Tritt die Auftragnehmerin bzw. der Auftragnehmer als Subunternehmer auf, ist dies der Auftraggeberin unverzüglich anzuzeigen.
In diesem Fall hat die Auftragnehmerin bzw. der Auftragnehmer die dort beschäftigten freien Mitarbeiter auf das Vertragsverhältnis zwischen den Parteien aufzuklären und ihre/seine eigenen Mitarbeiter auf Einhaltung der getroffenen Vereinbarungen mit der Auftraggeberin hinzuweisen.
…
§ 5
Die Auftragnehmerin/der Auftragnehmer hat das Recht, auch für dritte Arbeitgeber tätig zu sein.
Die Vertragsparteien sind sich bewusst, dass die in § 1 genannten Aufgaben der freien Mitarbeiterin bzw. des freien Mitarbeiters auch im Rahmen eines Arbeitsverhältnisses erledigt werden könnten.
Von dieser Gestaltungsmöglichkeit haben sie aber bewusst keinen Gebrauch gemacht, sondern in Umgehung gesetzlicher Schutzvorschriften die Form des freien-Mitarbeiter-Vertrages gewählt, um der Mitarbeiterin bzw. dem Mitarbeiter die volle Entscheidungsfreiheit bei Verwertung ihrer/seiner Arbeitskraft zu belassen, soweit diese durch den vorstehenden Vertrag nicht belegt ist.
…
Vor Aufnahme der Tätigkeit verpflichtet sich die Auftragnehmerin bzw. der Auftragnehmer ein Gewerbe als Telekommunikationsagentur anzumelden, insbesondere bei dem für sie zuständigen Finanzamt zur Mehrwertsteuer zu optieren, wenn die Mehrwertsteuer ausgezahlt wird…
…
§ 8
…
Das gleichzeitige Schalten bei mehreren Firmen ist nicht gestattet, wenn einer der ersten beiden Plätze an die Auftragnehmerin bzw. den Auftragnehmer vergeben wurde.

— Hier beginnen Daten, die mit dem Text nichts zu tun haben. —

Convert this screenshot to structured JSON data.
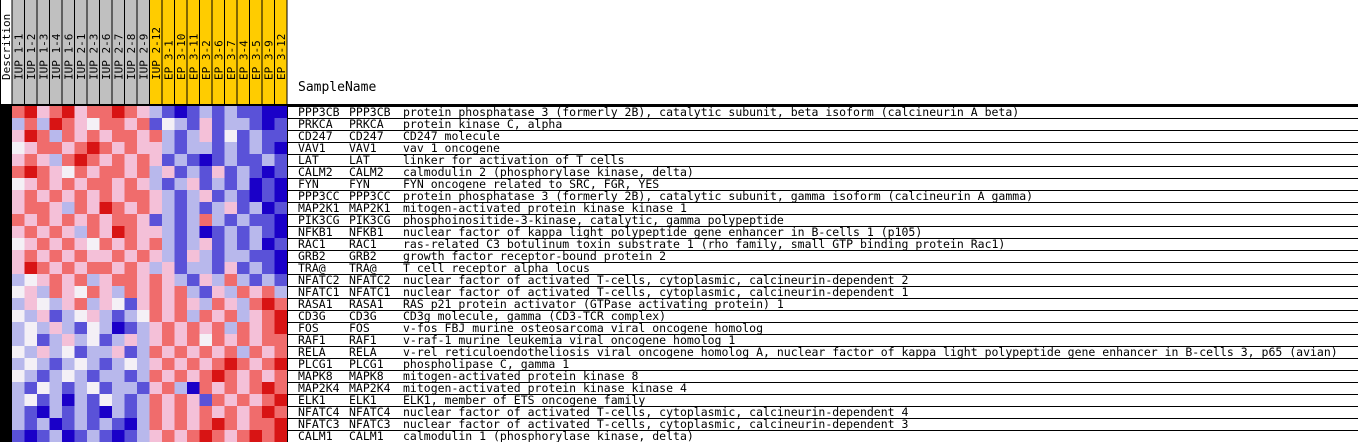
{
  "header": {
    "sample_name_label": "SampleName"
  },
  "chart_data": {
    "type": "heatmap",
    "description_label": "Descrition",
    "columns": [
      {
        "name": "IUP_1-1",
        "group": "IUP"
      },
      {
        "name": "IUP_1-2",
        "group": "IUP"
      },
      {
        "name": "IUP_1-3",
        "group": "IUP"
      },
      {
        "name": "IUP_1-4",
        "group": "IUP"
      },
      {
        "name": "IUP_1-6",
        "group": "IUP"
      },
      {
        "name": "IUP_2-1",
        "group": "IUP"
      },
      {
        "name": "IUP_2-3",
        "group": "IUP"
      },
      {
        "name": "IUP_2-6",
        "group": "IUP"
      },
      {
        "name": "IUP_2-7",
        "group": "IUP"
      },
      {
        "name": "IUP_2-8",
        "group": "IUP"
      },
      {
        "name": "IUP_2-9",
        "group": "IUP"
      },
      {
        "name": "IUP_2-12",
        "group": "EP"
      },
      {
        "name": "EP_3-1",
        "group": "EP"
      },
      {
        "name": "EP_3-10",
        "group": "EP"
      },
      {
        "name": "EP_3-11",
        "group": "EP"
      },
      {
        "name": "EP_3-2",
        "group": "EP"
      },
      {
        "name": "EP_3-6",
        "group": "EP"
      },
      {
        "name": "EP_3-7",
        "group": "EP"
      },
      {
        "name": "EP_3-4",
        "group": "EP"
      },
      {
        "name": "EP_3-5",
        "group": "EP"
      },
      {
        "name": "EP_3-9",
        "group": "EP"
      },
      {
        "name": "EP_3-12",
        "group": "EP"
      }
    ],
    "group_colors": {
      "IUP": "#c0c0c0",
      "EP": "#ffcc00"
    },
    "color_scale": {
      "-3": "#1a00c8",
      "-2": "#5a52d8",
      "-1": "#b8b8ec",
      "0": "#f4f0f6",
      "1": "#f4c0d8",
      "2": "#f06c6c",
      "3": "#d81414"
    },
    "rows": [
      {
        "symbol": "PPP3CB",
        "gene": "PPP3CB",
        "description": "protein phosphatase 3 (formerly 2B), catalytic subunit, beta isoform (calcineurin A beta)",
        "values": [
          2,
          3,
          1,
          2,
          3,
          1,
          2,
          2,
          3,
          2,
          1,
          -1,
          -2,
          -3,
          -2,
          -1,
          -2,
          -1,
          -2,
          -2,
          -3,
          -3
        ]
      },
      {
        "symbol": "PRKCA",
        "gene": "PRKCA",
        "description": "protein kinase C, alpha",
        "values": [
          -1,
          2,
          -1,
          3,
          2,
          1,
          0,
          2,
          2,
          1,
          2,
          -2,
          0,
          -1,
          -2,
          1,
          -2,
          -1,
          -1,
          -2,
          -3,
          -2
        ]
      },
      {
        "symbol": "CD247",
        "gene": "CD247",
        "description": "CD247 molecule",
        "values": [
          1,
          3,
          2,
          -1,
          2,
          1,
          2,
          1,
          2,
          2,
          1,
          2,
          -1,
          -2,
          -1,
          1,
          -2,
          0,
          -2,
          -1,
          -2,
          -2
        ]
      },
      {
        "symbol": "VAV1",
        "gene": "VAV1",
        "description": "vav 1 oncogene",
        "values": [
          0,
          1,
          2,
          2,
          1,
          2,
          3,
          2,
          1,
          2,
          1,
          1,
          -1,
          -2,
          -1,
          -1,
          -2,
          -1,
          -2,
          -1,
          -2,
          -3
        ]
      },
      {
        "symbol": "LAT",
        "gene": "LAT",
        "description": "linker for activation of T cells",
        "values": [
          1,
          2,
          1,
          -1,
          2,
          3,
          2,
          1,
          2,
          1,
          2,
          1,
          -2,
          -1,
          -2,
          -3,
          -2,
          -1,
          -2,
          -2,
          -1,
          -2
        ]
      },
      {
        "symbol": "CALM2",
        "gene": "CALM2",
        "description": "calmodulin 2 (phosphorylase kinase, delta)",
        "values": [
          2,
          3,
          2,
          1,
          0,
          2,
          1,
          2,
          2,
          1,
          2,
          -1,
          1,
          -2,
          -1,
          -2,
          1,
          -2,
          -1,
          -2,
          -3,
          -2
        ]
      },
      {
        "symbol": "FYN",
        "gene": "FYN",
        "description": "FYN oncogene related to SRC, FGR, YES",
        "values": [
          0,
          1,
          2,
          1,
          2,
          1,
          2,
          2,
          1,
          2,
          1,
          -1,
          -2,
          -1,
          1,
          -2,
          -1,
          -2,
          -1,
          -3,
          -2,
          -3
        ]
      },
      {
        "symbol": "PPP3CC",
        "gene": "PPP3CC",
        "description": "protein phosphatase 3 (formerly 2B), catalytic subunit, gamma isoform (calcineurin A gamma)",
        "values": [
          1,
          2,
          1,
          2,
          1,
          2,
          1,
          2,
          1,
          2,
          2,
          1,
          -1,
          -2,
          -1,
          1,
          -2,
          -1,
          -2,
          -3,
          -2,
          -3
        ]
      },
      {
        "symbol": "MAP2K1",
        "gene": "MAP2K1",
        "description": "mitogen-activated protein kinase kinase 1",
        "values": [
          1,
          2,
          2,
          1,
          -1,
          2,
          1,
          3,
          2,
          1,
          2,
          1,
          -1,
          -2,
          -1,
          -2,
          -1,
          1,
          -2,
          -1,
          -3,
          -2
        ]
      },
      {
        "symbol": "PIK3CG",
        "gene": "PIK3CG",
        "description": "phosphoinositide-3-kinase, catalytic, gamma polypeptide",
        "values": [
          2,
          1,
          2,
          1,
          2,
          1,
          2,
          1,
          2,
          2,
          1,
          -2,
          -1,
          -2,
          -1,
          2,
          -1,
          -2,
          -1,
          -2,
          -2,
          -3
        ]
      },
      {
        "symbol": "NFKB1",
        "gene": "NFKB1",
        "description": "nuclear factor of kappa light polypeptide gene enhancer in B-cells 1 (p105)",
        "values": [
          1,
          2,
          1,
          2,
          1,
          -1,
          2,
          1,
          3,
          2,
          1,
          1,
          -1,
          -2,
          -1,
          -3,
          -2,
          -1,
          -2,
          -1,
          -2,
          -3
        ]
      },
      {
        "symbol": "RAC1",
        "gene": "RAC1",
        "description": "ras-related C3 botulinum toxin substrate 1 (rho family, small GTP binding protein Rac1)",
        "values": [
          0,
          1,
          2,
          1,
          2,
          1,
          0,
          2,
          1,
          2,
          1,
          2,
          -1,
          -2,
          -1,
          1,
          -2,
          -1,
          -2,
          -1,
          -3,
          -2
        ]
      },
      {
        "symbol": "GRB2",
        "gene": "GRB2",
        "description": "growth factor receptor-bound protein 2",
        "values": [
          1,
          2,
          1,
          2,
          1,
          2,
          1,
          1,
          2,
          1,
          2,
          1,
          -1,
          -2,
          1,
          -1,
          -2,
          -1,
          -1,
          -2,
          -2,
          -3
        ]
      },
      {
        "symbol": "TRA@",
        "gene": "TRA@",
        "description": "T cell receptor alpha locus",
        "values": [
          1,
          3,
          2,
          1,
          2,
          1,
          2,
          2,
          1,
          2,
          1,
          -1,
          1,
          -2,
          -1,
          -1,
          -2,
          1,
          -2,
          -1,
          -2,
          -3
        ]
      },
      {
        "symbol": "NFATC2",
        "gene": "NFATC2",
        "description": "nuclear factor of activated T-cells, cytoplasmic, calcineurin-dependent 2",
        "values": [
          -1,
          0,
          1,
          2,
          1,
          2,
          -1,
          1,
          2,
          2,
          1,
          2,
          1,
          -1,
          -2,
          1,
          -1,
          2,
          -1,
          -2,
          -1,
          -2
        ]
      },
      {
        "symbol": "NFATC1",
        "gene": "NFATC1",
        "description": "nuclear factor of activated T-cells, cytoplasmic, calcineurin-dependent 1",
        "values": [
          0,
          1,
          -1,
          2,
          1,
          0,
          2,
          1,
          -1,
          2,
          1,
          2,
          1,
          2,
          -1,
          -2,
          1,
          -1,
          2,
          1,
          2,
          -1
        ]
      },
      {
        "symbol": "RASA1",
        "gene": "RASA1",
        "description": "RAS p21 protein activator (GTPase activating protein) 1",
        "values": [
          -1,
          1,
          0,
          -1,
          1,
          2,
          -1,
          1,
          0,
          -2,
          1,
          2,
          1,
          2,
          1,
          -1,
          2,
          1,
          -1,
          2,
          3,
          2
        ]
      },
      {
        "symbol": "CD3G",
        "gene": "CD3G",
        "description": "CD3g molecule, gamma (CD3-TCR complex)",
        "values": [
          0,
          -1,
          1,
          -2,
          -1,
          0,
          1,
          -1,
          -2,
          -1,
          0,
          2,
          1,
          2,
          -1,
          2,
          1,
          2,
          -1,
          1,
          2,
          3
        ]
      },
      {
        "symbol": "FOS",
        "gene": "FOS",
        "description": "v-fos FBJ murine osteosarcoma viral oncogene homolog",
        "values": [
          -1,
          0,
          -1,
          1,
          -1,
          -2,
          0,
          -1,
          -3,
          -2,
          -1,
          1,
          2,
          1,
          2,
          1,
          2,
          -1,
          2,
          1,
          2,
          3
        ]
      },
      {
        "symbol": "RAF1",
        "gene": "RAF1",
        "description": "v-raf-1 murine leukemia viral oncogene homolog 1",
        "values": [
          -1,
          0,
          -2,
          -1,
          1,
          -1,
          0,
          -2,
          -1,
          1,
          -1,
          1,
          2,
          1,
          2,
          0,
          2,
          1,
          2,
          1,
          2,
          2
        ]
      },
      {
        "symbol": "RELA",
        "gene": "RELA",
        "description": "v-rel reticuloendotheliosis viral oncogene homolog A, nuclear factor of kappa light polypeptide gene enhancer in B-cells 3, p65 (avian)",
        "values": [
          0,
          -1,
          1,
          -1,
          0,
          -2,
          -1,
          -1,
          1,
          -2,
          -1,
          2,
          1,
          2,
          1,
          2,
          1,
          2,
          -1,
          2,
          1,
          2
        ]
      },
      {
        "symbol": "PLCG1",
        "gene": "PLCG1",
        "description": "phospholipase C, gamma 1",
        "values": [
          -1,
          0,
          -1,
          -2,
          -1,
          0,
          -1,
          -2,
          -1,
          0,
          -1,
          1,
          2,
          1,
          2,
          1,
          2,
          3,
          2,
          1,
          2,
          3
        ]
      },
      {
        "symbol": "MAPK8",
        "gene": "MAPK8",
        "description": "mitogen-activated protein kinase 8",
        "values": [
          0,
          -1,
          -2,
          -1,
          0,
          -1,
          -2,
          -1,
          -1,
          -2,
          -1,
          2,
          1,
          2,
          1,
          2,
          3,
          2,
          1,
          2,
          1,
          2
        ]
      },
      {
        "symbol": "MAP2K4",
        "gene": "MAP2K4",
        "description": "mitogen-activated protein kinase kinase 4",
        "values": [
          -1,
          -2,
          0,
          -1,
          -2,
          -1,
          0,
          -2,
          -1,
          -1,
          -2,
          1,
          2,
          -1,
          -3,
          2,
          1,
          2,
          1,
          2,
          3,
          2
        ]
      },
      {
        "symbol": "ELK1",
        "gene": "ELK1",
        "description": "ELK1, member of ETS oncogene family",
        "values": [
          -1,
          0,
          -2,
          -1,
          -3,
          -1,
          -2,
          0,
          -1,
          -2,
          -1,
          2,
          1,
          2,
          1,
          -2,
          2,
          1,
          2,
          1,
          2,
          3
        ]
      },
      {
        "symbol": "NFATC4",
        "gene": "NFATC4",
        "description": "nuclear factor of activated T-cells, cytoplasmic, calcineurin-dependent 4",
        "values": [
          -1,
          -2,
          -3,
          -1,
          -2,
          -1,
          -2,
          -3,
          -1,
          -2,
          -1,
          2,
          1,
          2,
          1,
          2,
          1,
          2,
          1,
          2,
          3,
          2
        ]
      },
      {
        "symbol": "NFATC3",
        "gene": "NFATC3",
        "description": "nuclear factor of activated T-cells, cytoplasmic, calcineurin-dependent 3",
        "values": [
          -1,
          -2,
          -1,
          -3,
          -2,
          -1,
          -2,
          -1,
          -2,
          -3,
          -1,
          2,
          1,
          2,
          1,
          2,
          3,
          2,
          1,
          2,
          2,
          3
        ]
      },
      {
        "symbol": "CALM1",
        "gene": "CALM1",
        "description": "calmodulin 1 (phosphorylase kinase, delta)",
        "values": [
          -2,
          -3,
          -2,
          -1,
          -3,
          -2,
          -1,
          -2,
          -3,
          -2,
          -1,
          1,
          2,
          1,
          2,
          3,
          2,
          1,
          2,
          3,
          2,
          3
        ]
      }
    ]
  }
}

Es steht der Auftragnehmerin bzw. dem Auftragnehmer frei, sich auf hintere Plätze schalten zu lassen, sofern dies mindestens 6 Wochen vorher schriftlich angezeigt wird und keine berechtigten In der Auftraggeberin dem entgegenstehen. Außerhalb der Routingzeit bleibt es der Auftragnehmerin bzw. dem Auftragnehmer überlassen, sich bei anderen Firmen schalten zu lassen.
Für jeden Fall des Verstoßes gegen vorbezeichnete Vereinbarungen wird eine Vertragsstrafe von DM 5000 sofort zur Zahlung fällig…
…
Das Abwerben von Kunden auf andere gebührenpflichtige Nummern (gleichgültig ob die der Auftragnehmerin bzw. des Auftragnehmers bzw. die anderer Auftraggeber der Auftragnehmerin bzw. des Auftragnehmers) ist verboten. Für den Fall der Zuwiderhandlung ist gleichfalls eine Vertragsstrafe in Höhe von DM 5000 sofort zur Zahlung fällig.
§ 9
Den Vertragsschließenden ist bekannt, dass der Vertrag nach der jüngsten Rechtsprechung des BGH (Urteil vom 09.06.1998 - Az: XI ZR 192/97) als sittenwidrig und damit nichtig gem. § 138 Abs. 1 BGB angesehen werden kann.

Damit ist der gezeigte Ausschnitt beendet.